"Rebuilding Family structures is crucial to empowering South Africa's women"
In my opinion the biggest challenge in South Africa today is that over the last hundred years family structures have been systematically decimated. The causes for this are varied and complicated from the migrant worker structures perpetuated by apartheid to the huge and often unaffordable price of lobola. But fixing this is the best way of improving the lives of all our citizens and in particular women because it is they who often bare the brunt of these dysfunctional family units.
Recently I completed a documentary called Surfing Soweto - in which we document the lives of three of the most notorious train surfers in Soweto. We spent four years making this film and during that time I got really close to all three of the train surfers. The most important thing I learned during this time was how difficult it was for all three of them to make the passage from boyhood into manhood without fathers. It struck my how critically important it is for a young boy to have someone to guide them through this process. Years ago this role was fulfilled by strong father figures, uncles or other male members of the family and boys were sent to initiation schools. But these days as many of these cultural institutions have broken down - boys learn to become men on the streets. And this is bad. The street is not a place to learn what it means to be a man. And it is not a place to learn how to treat women.
This, in my opinion, is one of the main challenges facing our country; to try and rebuild family structures. Its only by doing this that we will begin to really tackle the high levels of violence against women we are currently experiencing. In South Africa a woman is raped every four minutes. These statistics are horrific and much of the research I’ve recently been reading points to the lack of family structures as a central cause of this.

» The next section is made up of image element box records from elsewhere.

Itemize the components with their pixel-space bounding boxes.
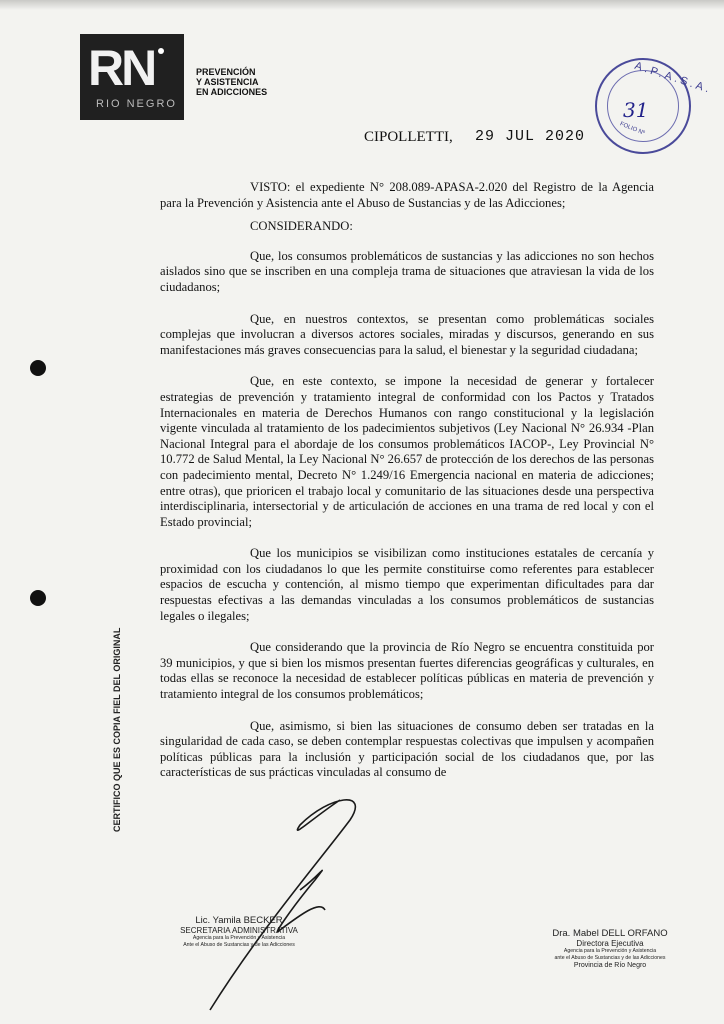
agency-line-2: Y ASISTENCIA: [196, 77, 259, 87]
signer-line3-right: Provincia de Río Negro: [573, 962, 647, 969]
paragraph-4: Que los municipios se visibilizan como instituciones estatales de cercanía y proximidad con los ciudadanos lo que les permite constituirse como referentes para establecer espacios de escucha y contención, al mismo tiempo que experimentan dificultades para dar respuestas efectivas a las demandas vinculadas a los consumos problemáticos de sustancias legales o ilegales;: [160, 546, 654, 623]
signer-line1-left: Agencia para la Prevención y Asistencia: [192, 935, 286, 941]
date-stamp: 29 JUL 2020: [475, 128, 586, 145]
agency-line-3: EN ADICCIONES: [196, 87, 268, 97]
paragraph-6: Que, asimismo, si bien las situaciones de consumo deben ser tratadas en la singularidad de cada caso, se deben contemplar respuestas colectivas que impulsen y acompañen políticas públicas para la inclusión y participación social de los ciudadanos que, por las características de sus prácticas vinculadas al consumo de: [160, 718, 654, 780]
signer-name-right: Dra. Mabel DELL ORFANO: [552, 928, 668, 939]
signer-role-right: Directora Ejecutiva: [576, 939, 644, 948]
certification-note: CERTIFICO QUE ES COPIA FIEL DEL ORIGINAL: [112, 627, 122, 832]
agency-line-1: PREVENCIÓN: [196, 67, 256, 77]
place-name: CIPOLLETTI,: [364, 129, 453, 145]
signer-name-left: Lic. Yamila BECKER: [195, 915, 283, 926]
considerando-heading: CONSIDERANDO:: [250, 219, 353, 234]
signer-line2-left: Ante el Abuso de Sustancias y de las Adicciones: [183, 942, 295, 948]
rio-negro-logo: [80, 34, 184, 120]
stamp-folio-number: 31: [623, 98, 649, 122]
paragraph-2: Que, en nuestros contextos, se presentan como problemáticas sociales complejas que involucran a diversos actores sociales, miradas y discursos, generando en sus manifestaciones más graves consecuencias para la salud, el bienestar y la seguridad ciudadana;: [160, 311, 654, 357]
signer-line1-right: Agencia para la Prevención y Asistencia: [563, 948, 657, 954]
document-body: [160, 180, 654, 796]
paragraph-5: Que considerando que la provincia de Río Negro se encuentra constituida por 39 municipios, y que si bien los mismos presentan fuertes diferencias geográficas y culturales, en todas ellas se reconoce la necesidad de establecer políticas públicas en materia de prevención y tratamiento integral de los consumos problemáticos;: [160, 640, 654, 702]
signature-block-right: [535, 928, 685, 969]
stamp-folio-label: FOLIO Nº: [618, 121, 646, 137]
folio-stamp: [595, 58, 714, 154]
punch-hole-bottom: [30, 590, 46, 606]
signer-role-left: SECRETARIA ADMINISTRATIVA: [180, 926, 298, 935]
stamp-title: A.P.A.S.A.: [633, 59, 714, 97]
logo-rn-text: RN: [88, 40, 155, 96]
paragraph-1: Que, los consumos problemáticos de sustancias y las adicciones no son hechos aislados sino que se inscriben en una compleja trama de situaciones que atraviesan la vida de los ciudadanos;: [160, 248, 654, 294]
logo-dot: [158, 48, 164, 54]
scan-shadow: [0, 0, 724, 10]
signer-line2-right: ante el Abuso de Sustancias y de las Adicciones: [554, 955, 666, 961]
agency-name: [196, 67, 267, 97]
punch-hole-top: [30, 360, 46, 376]
paragraph-3: Que, en este contexto, se impone la necesidad de generar y fortalecer estrategias de prevención y tratamiento integral de conformidad con los Pactos y Tratados Internacionales en materia de Derechos Humanos con rango constitucional y la legislación vigente vinculada al tratamiento de los padecimientos subjetivos (Ley Nacional N° 26.934 -Plan Nacional Integral para el abordaje de los consumos problemáticos IACOP-, Ley Provincial N° 10.772 de Salud Mental, la Ley Nacional N° 26.657 de protección de los derechos de las personas con padecimiento mental, Decreto N° 1.249/16 Emergencia nacional en materia de adicciones; entre otras), que prioricen el trabajo local y comunitario de las situaciones desde una perspectiva interdisciplinaria, intersectorial y de articulación de acciones en una trama de red local y con el Estado provincial;: [160, 374, 654, 529]
handwritten-signature: [180, 780, 440, 1024]
signature-block-left: [164, 915, 314, 949]
visto-paragraph: VISTO: el expediente N° 208.089-APASA-2.020 del Registro de la Agencia para la Prevención y Asistencia ante el Abuso de Sustancias y de las Adicciones;: [160, 180, 654, 210]
logo-subtext: RIO NEGRO: [96, 98, 177, 110]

I can’t speak for the whole of Africa, but certainly in South Africa there has been a conscious attempt to try and redress inequalities of the past. This includes both gender and race inequalities. I think this has given women enormous opportunities to explore all sorts of fields they weren’t able to imagine before.
Hilary Clinton inspires me. She’s terrific. Despite suffering defeat in her race for the presidency, she hasn’t stopped working to try and have an impact on the world. She is an inspiring example of great dignity, huge courage and fortitude, an astounding intelligence combined with a strong moral core.
Her life has shown clearly that if you don’t push the envelope you don’t know what's on the other side. I think that’s something we African woman are starting to understand.
Another woman who inspires me is Joyce Banda, the President of Malawi. She shows what’s possible when you lead an African country with integrity and the will to really improve people’s lives. She makes me proud to be a woman. And proud to be an African.
Sara Blecher is a film-maker. Her film, Otelo Burning is on general release in the UK from the 12th April.